American pragmatism and opportunism are what happens when you take the sensibilities of the -English, used to taming their lands over millennia and their people over centuries, and throwing them into wilderness and self-governance. At least, that’s one way of summarizing it if one wants to generalize two completely heterogenous groups. But the point is, although the US and the English speak the same language, they are not the same people (and the fact that it’s the same language is also debatable).
So, some things I’ve noticed, since being here for a week, range from the very obvious (driving on the left side of the road!) to the subtler and more unique to Cambridge.
Since these first weeks of being here are all so unique and there’s a lot to comment on, I’m going to break it down into daily observations.
The Cambridge University week begins on Thursdays. It’s how they set up their timetables and my guess is that it has something to do with Maundy Thursday in the Christian tradition and the Last Supper. It’s not a off-the-wall guess, seeing as the terms are named after Christian periods: Michaelmas, Lent, and Easter, but I could also be totally wrong.
There are lectures to visit all week, usually in the mornings, and there was one I wanted to visit today on “the creation of Britain and the appearance of “others.” My main take-away: the Brits were interested in religion more than blood-line when it comes to “othering,” though conflating skin color with virtue was starting to happen in the early medieval era. Unlike lectures in the US or Germany, which usually run 80-90 minutes, these are 50-minute lectures and involve, as it seems in the English faculty, a list of quotes that the lecturer incorporates into a general talk about a specific concept. My lecture today had the lecturer incorporate some questions to his students that even I, as the most senior in there, didn’t quite know how to answer. But it was over quite quickly and I can understand now that this is just the impetus for students to go off and write their weekly essay for their tutor.
So, the afternoons in Cambridge seem blocked off for reading, writing, or for graduate seminars, for which I’m thankfully not signed up for this term. I used some of this “free” afternoon to get my bike looked at.
For a town as small as Cambridge, there is an unusually high number of bike shops. They range from high-end, bike sport enthusiast shops to the more expensive bike department store type place. And then there are a lot of second-hand bike shops that trade heavily in student bicycles. I had opted to find mine online, on a local Craig’s List type service, but I got my helmet, bike lock, and lights from a second-hand shop. The bike I bought shortly after arriving in Cambridge was put together by a guy who takes second-hand parts and builds his bikes from scratch and I have to say, it’s probably the best deal on a good bike I’ve ever gotten (other than a slight mismatch of the rear-quick release, which he sorted for me today). The frame and tyres (I like how the English write it this way) are excellent quality and I may even attempt a bike tour on them before leaving.
Since the bike fix went so quickly, I had time to meet with a PhD student I’d gotten in contact with while still in Berlin, since we are interested in similar topics. We met in the Buttery, which is a university-run café/cafeteria that can be found on all the college campuses and serves warm paninis (if you get them in time!).

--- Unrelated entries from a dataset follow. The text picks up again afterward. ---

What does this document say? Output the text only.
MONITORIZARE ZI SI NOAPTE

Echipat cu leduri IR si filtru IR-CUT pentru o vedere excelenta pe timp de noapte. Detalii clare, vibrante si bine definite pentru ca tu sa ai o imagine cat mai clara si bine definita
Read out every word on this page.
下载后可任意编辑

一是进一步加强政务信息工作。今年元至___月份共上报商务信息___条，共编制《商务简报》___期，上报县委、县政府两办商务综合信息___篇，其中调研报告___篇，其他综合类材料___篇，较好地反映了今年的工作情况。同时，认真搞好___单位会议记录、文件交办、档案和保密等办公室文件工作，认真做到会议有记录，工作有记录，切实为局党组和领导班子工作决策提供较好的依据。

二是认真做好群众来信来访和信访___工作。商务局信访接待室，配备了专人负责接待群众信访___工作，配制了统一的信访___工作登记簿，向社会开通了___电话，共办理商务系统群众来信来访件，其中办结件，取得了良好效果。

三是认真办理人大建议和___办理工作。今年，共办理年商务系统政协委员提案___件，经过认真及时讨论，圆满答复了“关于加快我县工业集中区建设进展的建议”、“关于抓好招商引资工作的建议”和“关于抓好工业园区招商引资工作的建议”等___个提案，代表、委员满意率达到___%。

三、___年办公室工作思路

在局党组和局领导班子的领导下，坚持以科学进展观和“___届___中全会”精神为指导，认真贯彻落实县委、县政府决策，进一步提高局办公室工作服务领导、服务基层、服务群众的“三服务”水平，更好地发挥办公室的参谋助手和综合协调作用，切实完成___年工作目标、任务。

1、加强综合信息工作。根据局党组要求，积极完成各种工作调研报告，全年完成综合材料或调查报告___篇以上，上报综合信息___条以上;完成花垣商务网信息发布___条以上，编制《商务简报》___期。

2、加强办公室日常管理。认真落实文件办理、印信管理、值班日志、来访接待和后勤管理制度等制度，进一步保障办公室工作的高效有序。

I rounded out the afternoon with a visit to the University Library, which is an impressive building not far from the English and Modern and Medieval Languages Faculties. It’s hard to describe the library. One can tell it was built in the 1930s, but it smells of books and manuscripts much older than that. I really like walking up its narrow staircases and between the rows of books. It feels cozier than most libraries I’ve been to, and I’ve figured out the book-order system they have, which, although they have an online catalogue and requesting system, is still quaintly paper-bound in the physical room of the main reading room, which looks like those libraries you see in movies.
Finally, before heading home to do more work there, I stopped by Aldi. I love getting my groceries at Aldi in Germany, and it’s quite cool that it’s also in several locations in the US now, but it’s really good to have in Cambridge where the pound outweighs my other familiar currencies and I feel like I’m going broke, even though I know it’s just a side-effect of starting somewhere new on a mere 23 kilo of suitcase filler.
And now here I am, sitting in my room in a graduate dorm, having eaten my share of veggies and microwavable haggis (going to have to find the real thing at some point), and trying to figure out how I’m going to read all those books I’ve checked out in the past few days before they’re due back to the library.